By far the biggest consumer of random numbers is the Stratum 1 NTP servers. They are in a peering relationship that uses NTP keys with each other and this apparently needs random numbers. The Stratum 2 NTP servers are not in the same sort of relationship with each other and while they use random numbers, they do not consume them at the same rate as the Stratum 1 servers. Most of the rest are rather light users of random numbers and mostly just need them when someone does an ssh into the system, or the system does an ssh out. In the end, if the random number source can provide around 6 to 8 bytes a second, it would be able to keep up with the demands of the client systems, just barely. This all translates to wanting something like 1300 to 1500 random bytes needed every couple of minutes.

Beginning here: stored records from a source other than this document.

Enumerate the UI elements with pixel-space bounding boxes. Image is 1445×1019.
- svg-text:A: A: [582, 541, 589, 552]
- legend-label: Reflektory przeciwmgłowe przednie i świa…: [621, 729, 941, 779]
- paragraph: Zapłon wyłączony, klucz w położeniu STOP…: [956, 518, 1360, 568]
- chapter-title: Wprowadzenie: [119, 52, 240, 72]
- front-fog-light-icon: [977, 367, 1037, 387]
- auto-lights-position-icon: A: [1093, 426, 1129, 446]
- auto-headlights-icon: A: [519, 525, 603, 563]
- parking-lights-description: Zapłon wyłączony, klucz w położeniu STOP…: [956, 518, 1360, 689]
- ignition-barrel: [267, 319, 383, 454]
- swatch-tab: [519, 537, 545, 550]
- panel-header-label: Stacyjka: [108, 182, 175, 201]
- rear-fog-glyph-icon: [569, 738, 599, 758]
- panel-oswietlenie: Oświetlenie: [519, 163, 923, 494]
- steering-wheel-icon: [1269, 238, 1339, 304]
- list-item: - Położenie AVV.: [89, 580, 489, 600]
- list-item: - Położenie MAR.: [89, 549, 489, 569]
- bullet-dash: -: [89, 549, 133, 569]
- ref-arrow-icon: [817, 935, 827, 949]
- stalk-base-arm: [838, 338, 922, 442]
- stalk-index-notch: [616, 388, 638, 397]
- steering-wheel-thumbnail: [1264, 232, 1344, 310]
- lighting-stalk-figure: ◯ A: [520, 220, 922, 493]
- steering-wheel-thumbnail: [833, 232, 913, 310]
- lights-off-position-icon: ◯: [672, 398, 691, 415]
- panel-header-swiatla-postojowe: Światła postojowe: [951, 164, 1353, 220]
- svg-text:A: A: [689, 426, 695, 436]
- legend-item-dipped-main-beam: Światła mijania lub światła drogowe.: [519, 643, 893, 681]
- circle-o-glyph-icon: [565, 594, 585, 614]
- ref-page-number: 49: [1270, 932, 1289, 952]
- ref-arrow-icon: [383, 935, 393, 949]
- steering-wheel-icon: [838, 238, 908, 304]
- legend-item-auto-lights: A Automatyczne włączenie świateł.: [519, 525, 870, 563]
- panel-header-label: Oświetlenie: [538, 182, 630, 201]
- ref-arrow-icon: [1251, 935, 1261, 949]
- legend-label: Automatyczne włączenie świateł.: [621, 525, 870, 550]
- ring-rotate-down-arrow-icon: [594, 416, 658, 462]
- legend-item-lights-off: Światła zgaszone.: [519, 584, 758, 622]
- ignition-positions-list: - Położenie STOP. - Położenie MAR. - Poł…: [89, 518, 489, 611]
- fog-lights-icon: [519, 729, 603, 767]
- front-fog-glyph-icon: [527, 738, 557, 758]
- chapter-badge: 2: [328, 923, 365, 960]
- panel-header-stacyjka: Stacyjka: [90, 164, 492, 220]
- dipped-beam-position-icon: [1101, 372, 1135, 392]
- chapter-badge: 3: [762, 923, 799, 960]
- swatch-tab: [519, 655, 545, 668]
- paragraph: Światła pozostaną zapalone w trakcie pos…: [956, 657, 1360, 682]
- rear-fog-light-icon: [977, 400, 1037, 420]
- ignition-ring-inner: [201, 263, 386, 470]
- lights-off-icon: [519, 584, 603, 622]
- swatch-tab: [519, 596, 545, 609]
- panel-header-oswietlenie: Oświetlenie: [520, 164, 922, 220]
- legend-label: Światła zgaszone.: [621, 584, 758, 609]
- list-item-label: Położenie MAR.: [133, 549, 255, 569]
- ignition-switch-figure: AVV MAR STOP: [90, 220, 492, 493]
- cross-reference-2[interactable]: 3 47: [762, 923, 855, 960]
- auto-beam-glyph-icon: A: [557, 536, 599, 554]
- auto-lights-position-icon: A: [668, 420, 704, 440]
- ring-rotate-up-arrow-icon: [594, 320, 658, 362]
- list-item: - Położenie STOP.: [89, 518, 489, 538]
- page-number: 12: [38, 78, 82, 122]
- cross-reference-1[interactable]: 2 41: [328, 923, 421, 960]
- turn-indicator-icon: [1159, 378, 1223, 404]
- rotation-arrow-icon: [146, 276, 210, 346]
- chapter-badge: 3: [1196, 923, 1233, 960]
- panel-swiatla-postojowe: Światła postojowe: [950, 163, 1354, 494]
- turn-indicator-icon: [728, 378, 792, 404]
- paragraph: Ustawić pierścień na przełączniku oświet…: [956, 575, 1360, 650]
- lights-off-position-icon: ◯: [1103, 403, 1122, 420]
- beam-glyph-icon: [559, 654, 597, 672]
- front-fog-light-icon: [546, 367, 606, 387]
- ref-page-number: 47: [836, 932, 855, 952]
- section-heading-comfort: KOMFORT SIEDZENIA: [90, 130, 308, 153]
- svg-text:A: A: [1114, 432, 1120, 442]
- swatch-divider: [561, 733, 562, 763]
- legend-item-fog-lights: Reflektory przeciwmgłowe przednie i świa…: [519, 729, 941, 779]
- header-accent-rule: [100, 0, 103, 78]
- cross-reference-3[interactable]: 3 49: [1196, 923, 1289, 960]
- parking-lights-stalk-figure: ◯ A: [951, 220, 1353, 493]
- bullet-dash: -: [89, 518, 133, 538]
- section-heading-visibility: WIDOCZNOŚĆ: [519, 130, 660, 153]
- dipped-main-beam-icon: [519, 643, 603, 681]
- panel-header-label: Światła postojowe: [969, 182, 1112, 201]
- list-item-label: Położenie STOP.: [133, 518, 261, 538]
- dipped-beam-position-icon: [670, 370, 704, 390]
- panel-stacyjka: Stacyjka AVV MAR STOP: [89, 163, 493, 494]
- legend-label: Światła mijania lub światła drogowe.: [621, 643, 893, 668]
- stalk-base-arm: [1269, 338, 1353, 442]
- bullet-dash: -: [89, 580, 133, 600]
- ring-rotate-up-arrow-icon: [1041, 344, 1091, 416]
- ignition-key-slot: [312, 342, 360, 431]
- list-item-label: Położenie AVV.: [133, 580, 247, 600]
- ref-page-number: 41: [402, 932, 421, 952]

The diode avalanche generator appears to be able to generate many thousands of interrupts in a second, but at that rate runs the very real risk of running the system out of memory. The design of a number of the methods used by the device driver is such that it grabs the current time stamp from a fairly high resolution source this number is then put into a queue and passed off to a worker to actually process the time stamp. The queue member takes a certain amount of wired kernel memory and it is entirely possible that the number of events coming in will overwhelm the driver and run the system out of kernel memory if the rate throttle is not set correctly.

A vmstat -i sample:

interrupt                          total   rate
bcm2835 pic (cpu0) gpio[0]    7538137827 152813

I choose to set the rate limiter such that at least 150 bytes a second will be generated using Method 4 and the AMLS algorithm. This provides more than enough entropy to keep the random number pool completely full most of the time.